- Hershey is rebranding its Take5 bar with the name one of its five candy layers: Reese’s peanut butter. The renamed Reese's Take5 bars will hit shelves in midsummer.
- Although the composition of the candy bar itself will not change, the new wrapper will highlight the fact that the key ingredient of America’s second most popular candy brand is among Take5's layers.
- Hershey said during taste tests, consumers “lost their minds” over the bar when it was presented in the updated wrapper compared to when it was in the old black and green wrapper.
Although they say it’s what’s on the inside that counts, perhaps that’s not always the truth. Looking at Hershey’s update to its Take5 bar shows sometimes consumers need a little help knowing where the good stuff is.
In the spirit of label transparency, the new Take5 design highlights Reese's peanut butter, key to the peanut butter cups that consumer studies indicate are the nation's second most popular candy. And even though Take5 is Hershey CEO Michele Buck's personal favorite, CNN Business said only 3% of U.S. households purchased one last year. Reese's Senior Brand Manager Jack Wilder told the news outlet 62% of US households bought a Reese's Peanut Butter Cup in 2018, so highlighting the popular brand name could help Take5 reach its breakthrough moment.
This is the second time in three years that Hershey has updated the candy bar’s wrapper. In 2016 the brand worked with millennial marketing students to redesign the Take5 wrapper to a black and green background with the five ingredients displayed on the front.
Breaking into the mainstream has been difficult for this candy bar, which the company touted as "the greatest candy bar you've never heard of" as part of its unsuccessful 2016 campaign to thrust it into the limelight. In part, that is due to the gradual migration to e-commerce shopping. As consumers move toward online shopping, big food companies have struggled to shift to ecommerce platforms. A quarter of shoppers have cut back on candy and snack purchases since they are able to skip checkout lines, according to NOSH.

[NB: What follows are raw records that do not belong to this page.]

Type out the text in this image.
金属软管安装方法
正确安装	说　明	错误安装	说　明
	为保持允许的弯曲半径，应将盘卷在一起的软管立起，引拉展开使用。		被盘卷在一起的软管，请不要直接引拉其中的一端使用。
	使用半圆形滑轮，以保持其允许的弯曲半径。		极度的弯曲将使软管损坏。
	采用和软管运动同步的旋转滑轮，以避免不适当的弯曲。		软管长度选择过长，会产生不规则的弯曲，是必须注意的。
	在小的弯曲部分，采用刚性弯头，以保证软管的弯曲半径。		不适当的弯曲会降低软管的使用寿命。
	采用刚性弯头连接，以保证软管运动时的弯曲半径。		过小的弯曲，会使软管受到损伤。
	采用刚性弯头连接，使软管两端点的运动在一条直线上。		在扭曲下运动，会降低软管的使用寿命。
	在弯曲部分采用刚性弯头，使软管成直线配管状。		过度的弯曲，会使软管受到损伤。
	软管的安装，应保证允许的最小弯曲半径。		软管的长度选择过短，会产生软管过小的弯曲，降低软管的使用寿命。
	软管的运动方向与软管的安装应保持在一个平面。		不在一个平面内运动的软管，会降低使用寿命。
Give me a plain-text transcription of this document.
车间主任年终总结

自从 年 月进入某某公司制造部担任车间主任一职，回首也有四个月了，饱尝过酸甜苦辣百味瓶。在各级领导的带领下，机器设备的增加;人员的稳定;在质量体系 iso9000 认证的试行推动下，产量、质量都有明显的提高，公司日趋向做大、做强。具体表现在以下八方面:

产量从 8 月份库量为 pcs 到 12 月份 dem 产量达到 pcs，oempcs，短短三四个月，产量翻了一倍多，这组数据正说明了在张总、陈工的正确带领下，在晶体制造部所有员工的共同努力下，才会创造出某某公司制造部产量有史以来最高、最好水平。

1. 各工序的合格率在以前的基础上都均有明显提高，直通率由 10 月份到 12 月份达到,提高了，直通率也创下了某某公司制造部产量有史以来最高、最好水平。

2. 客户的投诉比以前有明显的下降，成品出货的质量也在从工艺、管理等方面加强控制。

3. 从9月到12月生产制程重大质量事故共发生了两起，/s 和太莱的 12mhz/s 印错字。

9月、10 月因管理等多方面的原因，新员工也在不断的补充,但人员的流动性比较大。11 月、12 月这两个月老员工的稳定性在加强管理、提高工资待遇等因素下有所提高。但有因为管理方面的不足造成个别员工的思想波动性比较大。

Take5 isn’t the only Hershey candy to see an update, as the Pennsylvania company searches for ways to convince customers to buy more sweets, as well as boost its portfolio with new products based on classics consumers love. The Reese's brand has been diversifying as well, adding new variations of its classic products. These include Peanut Butter Appreciation bars with words of encouragement; Reese's Thins, which come in milk and dark chocolate and are 40% thinner than the traditional cups; Reese's Chocolate and Peanut Butter Lover's Cups, with more peanut butter or more chocolate; and Reese’s Pieces Peanut Butter Cups.
Other Hershey candies have seen updates too. Last month, Hershey changed the design of its iconic chocolate bar by putting emojis on individual squares, hoping to spark conversation and prompt consumers to purchase multiple bars to get all the emojis. The limited-edition change features 25 emojis, only 12 of which will be on any bar.
Perhaps Hershey is also seeing the effects that premium packaging can have on sales and is working to replicate it with the Take5 bar. After all the Take5 just topped the Los Angeles Times' candy bar power rankings and was heralded as the answer to “crack the candy bar code” — but had one of the worst wrappers.
Packaging matters. Ferrero's "Nutella Unica" campaign — or "Unique Nutella" in Italian — was a big hit for the company in 2017 by introducing a limited-edition run of 7 million Nutella jars in that country. Consumers went wild for the unique collection, and they sold out within a month. Coca-Cola too has had a lot of success with its "Share a Coke" campaign, which began in 2014 and is still going on. In the first year of the campaign, the company posted more than 19% sales growth for 20-ounce bottles, which was the largest year-over-year jump it had seen for that size.
If Hershey gets it right this time and pairs this new packaging with a sleek marketing campaign, there is a chance that Take5 could take off.